Distributed system - Class 5

Alternative organizations

scale out: increase more memory and storage, add more servers such as machines.

Vertical Distribution (partitioning)

One machine assigns job to different machines according to the required functions. It requires to figure out which request sent to which server and decide what functioins each server holds.

Horizontal Distribution (replicated service)

One server handles all load and ever other machine has same functions. It looks an easy but updating data is difficult, becuase all machines need to update.

Example:

95% chance of a server being up at any instant.

for 2 servers to be up and running at any time: 0.95^2. Service not being running: around 10%
for 4 servers to be up and running at any time: vertical distribution. service not being running: (1-81%) ~ 20%
for 14 …… < 50%
If use vertical distribution, adding more machines results in increasing risk of fail as each one stores a function.

If use horizontal distribution, every machine is doing the same work, once one server is down, others are still running. It is good. But when updating data some machines are down, then they are running latter. It is useless because their data may not be updated.

Peer-to-peer architecture

kye-value hash key to a node location. We hava key value 1~~200 mapping to node value ranges in 1~~200.

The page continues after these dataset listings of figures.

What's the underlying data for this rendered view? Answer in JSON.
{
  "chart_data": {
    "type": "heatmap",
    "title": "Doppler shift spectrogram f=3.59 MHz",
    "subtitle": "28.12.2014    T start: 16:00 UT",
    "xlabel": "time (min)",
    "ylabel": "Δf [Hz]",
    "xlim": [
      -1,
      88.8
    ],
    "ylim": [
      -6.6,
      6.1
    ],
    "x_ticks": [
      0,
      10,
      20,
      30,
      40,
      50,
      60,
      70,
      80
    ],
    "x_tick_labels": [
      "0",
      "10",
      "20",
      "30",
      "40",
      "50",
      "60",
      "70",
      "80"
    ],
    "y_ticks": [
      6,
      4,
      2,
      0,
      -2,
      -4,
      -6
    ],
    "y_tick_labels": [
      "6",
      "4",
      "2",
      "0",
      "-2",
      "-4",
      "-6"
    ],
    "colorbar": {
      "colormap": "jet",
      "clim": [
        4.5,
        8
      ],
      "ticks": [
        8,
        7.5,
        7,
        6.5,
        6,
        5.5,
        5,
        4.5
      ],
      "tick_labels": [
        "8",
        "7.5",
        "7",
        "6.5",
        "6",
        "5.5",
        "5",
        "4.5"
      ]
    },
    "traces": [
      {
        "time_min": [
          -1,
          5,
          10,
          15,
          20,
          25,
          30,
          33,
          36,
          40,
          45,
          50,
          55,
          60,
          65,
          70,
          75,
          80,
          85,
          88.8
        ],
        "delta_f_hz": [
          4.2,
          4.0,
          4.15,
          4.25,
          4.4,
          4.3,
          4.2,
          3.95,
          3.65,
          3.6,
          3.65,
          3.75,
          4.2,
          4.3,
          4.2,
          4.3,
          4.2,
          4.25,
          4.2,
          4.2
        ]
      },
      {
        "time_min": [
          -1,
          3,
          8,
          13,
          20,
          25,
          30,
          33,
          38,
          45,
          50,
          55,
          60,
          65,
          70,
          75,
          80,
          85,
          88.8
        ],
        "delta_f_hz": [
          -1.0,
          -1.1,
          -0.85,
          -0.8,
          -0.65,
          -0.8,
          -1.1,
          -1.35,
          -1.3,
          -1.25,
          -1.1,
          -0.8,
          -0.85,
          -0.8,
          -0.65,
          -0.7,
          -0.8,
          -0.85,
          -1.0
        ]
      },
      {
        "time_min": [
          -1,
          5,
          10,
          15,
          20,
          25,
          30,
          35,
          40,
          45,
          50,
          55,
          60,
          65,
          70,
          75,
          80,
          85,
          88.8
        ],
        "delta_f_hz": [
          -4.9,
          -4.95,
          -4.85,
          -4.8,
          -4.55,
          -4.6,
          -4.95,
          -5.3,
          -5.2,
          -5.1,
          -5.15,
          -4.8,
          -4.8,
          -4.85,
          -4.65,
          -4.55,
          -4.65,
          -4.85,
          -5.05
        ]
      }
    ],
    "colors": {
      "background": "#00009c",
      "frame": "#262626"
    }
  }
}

Consistent hashing (most popluar structure of hashing: chord). Using sccessor function to assign key to each node. We have key=1,2,6, and node ID=1,3,6, which is a node ring. Look if there is a node=1 can accommodate key=1, yes; Look if there is a node=2 can accomodate key=2, no, then serach the next closest node=3, so put key=2 to node=3; Look if a node=6 can accomodate key=6, no, then continuing to look the closest highest node, node=0 can accept. In order to make key as most as closed to node location, we can add node if we want to distribute data more evently. This is Join.

Delete node, move keys stored in node to next closest one and remove this node. If we know all nodes, then we know where keys should go. For example, we deign finger table (power of 2). for means a formula to compute start, start means the key value start with (.), succ means key value starts with start eventually go to (.). For key=2, node=0 ask node=3: if you have key=2? node=3 response yes.

Reference material:
Book: Distributed Systems, Third edition, Version 3.02(2018), Maarten van Steen and Andrew S. Tanenbaum.
Lectures: University of Waterloo, CS 454/654 (Distributed System), 2020 winter term, Professor Khuzaima Daudjee.